The biggest pitfalls to watch out for in your listing descriptions are related to land and the legal restrictions around the property’s development potential, which can be a huge selling point. If you feel like a property is big enough to be subdivided, don’t just say that in the description — double check with your legal team that it meets the requirements. The same goes for bigger developments like residential or commercial buildings, and you need to accurately represent the land and property size, the drainage and water supply, and any notable topological features.
Outside of the property itself, make sure you confirm other attractive features like school catchment areas or walking distances to suburb centres.

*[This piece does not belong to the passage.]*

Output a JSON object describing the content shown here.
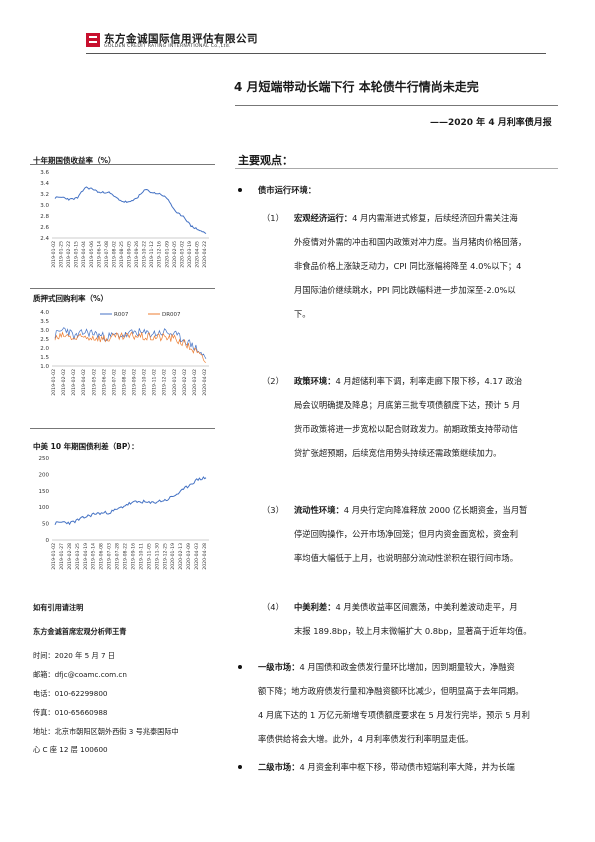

The final and most egregious false claim an agent can make is misleading buyers on a property’s price. The key is to set in stone the minimum that the vendor is willing to accept in the sale, and include that in your listing. If you represent a property as being for sale at a specific price but know that the vendor won’t sell at that price, that is misleading conduct. Here’s an example: Your seller has decided a list price of $500,000. If you advertise for “Offers over $490,000” to try and attract more buyers, that is misleading — you’re telling buyers that they could acquire the property for less than the seller’s minimum, even if that doesn’t actually happen. Instead, just invite offers over the list price — this will tell buyers that they’ll want to aim higher to secure the property from the competition.